Different advertising standards in the US mean that prescription medicines can be marketed directly to consumers
Given the widely-shared belief that medical professionals are well-placed to make decisions about drug prescriptions, it is telling that, within the House of Commons, it is the doctors who are calling for change. The new All Party Parliamentary Group for Medical Cannabis is co-chaired by former Health and Justice Ministers, includes four MPs who have (or still are) practising medicine, and is estimated to have the support of at least 80 politicians. Having campaigned for 20 years for evidence-based reform to drug laws, Amanda Feilding, Director of The Beckley Foundation welcomes the formation of the new APPG, who will, alongside the All Party Parliamentary Group for Drug Policy Reform, receive an advance copy of our upcoming landmark report on UK policy- Roadmaps to Regulation: Cannabis, scheduled for release later this year.
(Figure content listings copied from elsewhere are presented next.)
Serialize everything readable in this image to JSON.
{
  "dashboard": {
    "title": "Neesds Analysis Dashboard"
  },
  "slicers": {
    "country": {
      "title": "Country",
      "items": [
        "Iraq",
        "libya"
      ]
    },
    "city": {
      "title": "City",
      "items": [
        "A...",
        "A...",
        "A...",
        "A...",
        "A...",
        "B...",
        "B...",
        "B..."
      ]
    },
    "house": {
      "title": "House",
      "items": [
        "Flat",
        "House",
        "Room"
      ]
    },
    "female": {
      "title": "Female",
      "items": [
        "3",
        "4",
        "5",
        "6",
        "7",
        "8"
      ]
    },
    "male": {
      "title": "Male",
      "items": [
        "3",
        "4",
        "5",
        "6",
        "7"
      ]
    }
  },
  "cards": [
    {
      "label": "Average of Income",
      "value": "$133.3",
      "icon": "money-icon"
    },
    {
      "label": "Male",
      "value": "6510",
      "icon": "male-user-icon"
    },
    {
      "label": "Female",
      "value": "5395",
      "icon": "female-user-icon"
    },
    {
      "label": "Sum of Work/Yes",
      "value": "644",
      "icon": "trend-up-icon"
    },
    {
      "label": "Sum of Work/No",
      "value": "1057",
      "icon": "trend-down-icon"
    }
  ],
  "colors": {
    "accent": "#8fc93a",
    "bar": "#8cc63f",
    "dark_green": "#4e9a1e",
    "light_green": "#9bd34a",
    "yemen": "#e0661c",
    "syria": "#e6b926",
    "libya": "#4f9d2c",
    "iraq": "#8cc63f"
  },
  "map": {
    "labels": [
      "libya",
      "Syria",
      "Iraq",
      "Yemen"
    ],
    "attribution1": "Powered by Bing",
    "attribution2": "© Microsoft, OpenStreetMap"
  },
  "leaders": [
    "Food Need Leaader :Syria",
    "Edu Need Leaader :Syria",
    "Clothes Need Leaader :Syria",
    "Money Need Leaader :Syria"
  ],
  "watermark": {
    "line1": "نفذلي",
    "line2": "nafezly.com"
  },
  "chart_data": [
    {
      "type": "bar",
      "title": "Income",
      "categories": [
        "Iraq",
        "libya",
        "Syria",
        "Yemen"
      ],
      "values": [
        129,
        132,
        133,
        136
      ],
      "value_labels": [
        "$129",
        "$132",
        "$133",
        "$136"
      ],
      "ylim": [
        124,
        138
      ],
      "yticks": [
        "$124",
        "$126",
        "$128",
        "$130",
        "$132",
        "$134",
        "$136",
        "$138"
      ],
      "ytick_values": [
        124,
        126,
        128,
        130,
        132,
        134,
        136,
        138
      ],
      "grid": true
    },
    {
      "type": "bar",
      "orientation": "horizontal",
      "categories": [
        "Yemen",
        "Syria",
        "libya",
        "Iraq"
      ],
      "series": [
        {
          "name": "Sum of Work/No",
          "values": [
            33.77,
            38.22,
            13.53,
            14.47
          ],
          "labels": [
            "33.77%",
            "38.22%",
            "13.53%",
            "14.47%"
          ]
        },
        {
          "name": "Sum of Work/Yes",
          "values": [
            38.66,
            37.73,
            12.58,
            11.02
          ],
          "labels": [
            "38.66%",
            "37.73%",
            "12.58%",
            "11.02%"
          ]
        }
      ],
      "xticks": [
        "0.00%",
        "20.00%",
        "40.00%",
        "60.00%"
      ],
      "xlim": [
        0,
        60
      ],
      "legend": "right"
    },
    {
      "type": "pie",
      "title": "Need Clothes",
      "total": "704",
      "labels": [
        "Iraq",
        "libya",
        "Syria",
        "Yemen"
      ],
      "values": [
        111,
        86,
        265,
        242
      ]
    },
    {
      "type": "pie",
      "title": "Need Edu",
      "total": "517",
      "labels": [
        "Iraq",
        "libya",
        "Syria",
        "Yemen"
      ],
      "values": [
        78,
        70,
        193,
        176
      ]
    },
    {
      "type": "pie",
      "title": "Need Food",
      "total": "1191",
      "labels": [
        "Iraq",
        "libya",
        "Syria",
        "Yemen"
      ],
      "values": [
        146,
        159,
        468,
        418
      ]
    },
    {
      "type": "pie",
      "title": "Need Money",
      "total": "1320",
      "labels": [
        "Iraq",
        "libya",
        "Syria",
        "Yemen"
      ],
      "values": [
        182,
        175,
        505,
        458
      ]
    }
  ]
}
Away from the media spotlight and the halls of the Houses of Parliament, there are at least 30,000 people in the UK at risk of being treated as criminals when they should be treated as patients, because of backwards-facing medical cannabis legislation that is rapidly leaving the UK on the wrong side of history. Commenting on the current policy landscape, Amanda noted that ‘[s]everal European countries and U.S. states have successfully implemented medical cannabis, which has a wealth of evidence behind it. It is outrageous that, in the UK, political expedience is still being prioritised over patient care. Righting this wrong is straightforward enough. By moving cannabis to Schedule 2, so that doctors can prescribe to those who need it, we can join the increasing number of countries paying attention to the evidence and legalising medical cannabis: a move that is well overdue.’